Less than a year after the highly acclaimed Kid A, Radiohead delighted fans in 2001 with the release of Amnesiac, and although it was recorded during the same sessions, the album shouldn’t be misinterpreted as Kid B. It offers a similar sound, but Amnesiac is more of a reaction to its predecessor than a grab-bag of b-sides. Standout tracks such as “I Might Be Wrong,” “Knives Out,” “Morning Bell” and “You and Whose Army?” showcase the band at its best, proving that these are a far cry from Kid scraps.—Shaina Pearlman
The cover art of The Bends captures lead singer Thom Yorke as a pixelated medical dummy covered in sterile electrodes. It’s a fitting metaphor for a band on the cusp of escaping the corporeal restraints of traditional music to explore an uncharted sonic wilderness that would make them modern audio deities. But for a fleeting 12 songs, the Oxfordshire quintet not only paid homage to the psychedelic alt rock they once idealized, but nearly perfected it. The title track’s serrated guitars and soaring vocals christened the new theme song for teenage alienation while “Fake Plastic Trees” is still an emotional tour de force guaranteed to make anyone with a soul cry in less than five minutes. There’s a subset of devotees who say that Radiohead hasn’t released an album as good as this seminal masterpiece. Listen to Yorke’s angelic falsetto eulogize “fake plastic love” and it’s hard to disagree.—Sean Edgar
Radiohead fans had to patiently wait for the release of the bands seventh album, In Rainbows, and by the time it was released, fans didn’t have to pay a high toll for the listening experience. Well, they didn’t have to pay anything, if they didn’t want to. The album is maybe best known in our culture as the birth of the “pay-what-you-want” model. But if you read too much into this, you’ll overshadow one of the band’s finest pieces. The lyrics on the album reflect Yorke’s fear of mortality on “Jigsaw Falling into Place” and “Reckoner.” The sound of In Rainbows is classic Radiohead (if there is such a thing), pushing the limits of expectations and experimenting with sounds that any person (besides Yorke) couldn’t ever imagine.——Laura Flood
No other album from the ‘90s left such a lasting legacy, marking a clear transition from hook-oriented Britpop to more experimental, prog-friendly rock. Sonically, it’s atmospheric and uninhibited, allowing room for themes like paranoia and self-doubt to find their way into the lyrics without beating listeners over the head with the concept. It’s a record you can revisit as many times as you need to, an old friend to call up whenever you’re feeling a little inadequate. It more than holds up to repeat listens; it’s such a complex, unique album that it demands them.
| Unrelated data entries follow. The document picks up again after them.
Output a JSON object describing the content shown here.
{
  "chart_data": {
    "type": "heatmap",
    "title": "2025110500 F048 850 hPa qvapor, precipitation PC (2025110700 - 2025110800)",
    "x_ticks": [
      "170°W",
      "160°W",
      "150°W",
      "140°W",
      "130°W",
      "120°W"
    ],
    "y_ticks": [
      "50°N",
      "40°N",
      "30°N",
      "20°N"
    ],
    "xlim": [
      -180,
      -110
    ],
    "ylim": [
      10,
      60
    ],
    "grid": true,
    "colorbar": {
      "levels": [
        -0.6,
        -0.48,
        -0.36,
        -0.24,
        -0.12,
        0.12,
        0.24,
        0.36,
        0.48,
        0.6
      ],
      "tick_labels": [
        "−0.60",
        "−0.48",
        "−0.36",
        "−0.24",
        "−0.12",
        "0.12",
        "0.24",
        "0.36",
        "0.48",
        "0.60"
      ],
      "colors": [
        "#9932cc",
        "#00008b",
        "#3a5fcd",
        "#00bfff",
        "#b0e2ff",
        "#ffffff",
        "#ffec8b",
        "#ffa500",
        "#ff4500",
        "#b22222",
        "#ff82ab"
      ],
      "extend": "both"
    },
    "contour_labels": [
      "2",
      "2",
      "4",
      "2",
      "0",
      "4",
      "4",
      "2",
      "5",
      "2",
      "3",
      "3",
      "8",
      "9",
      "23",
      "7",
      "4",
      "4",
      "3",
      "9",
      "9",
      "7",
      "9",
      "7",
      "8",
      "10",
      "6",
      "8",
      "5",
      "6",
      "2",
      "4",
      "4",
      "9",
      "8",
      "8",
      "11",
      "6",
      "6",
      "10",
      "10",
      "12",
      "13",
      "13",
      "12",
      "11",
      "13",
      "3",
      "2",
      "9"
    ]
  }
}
OK Computer effortlessly tapped into the introspective, tortured energy of Generation X, and in doing so, it became a landmark record, proving there was a place on the charts for non-traditional song structures and emotionally vulnerable lyrics. In short, it was a weird record for weird times.—Bonnie Stiernberg
It’s a lush, beautiful 40-something minutes of electronic blips, whirrs, synths and mumbles, and yes, it’s better than OK Computer. It’s an age-old argument that’s had Radiohead fans up in arms since the decade that’s followed Kid A’s release, but Radiohead’s biggest, boldest move in the recording industry (and that includes In Rainbows’ pay-what-you-like stunt) remains their best work. Although OK Computer is filled with undeniable fan-classics like “Paranoid Android,” “Let Down” and well, pretty much all of the other songs, Kid A sees the band at their most confident, beautiful and convincing.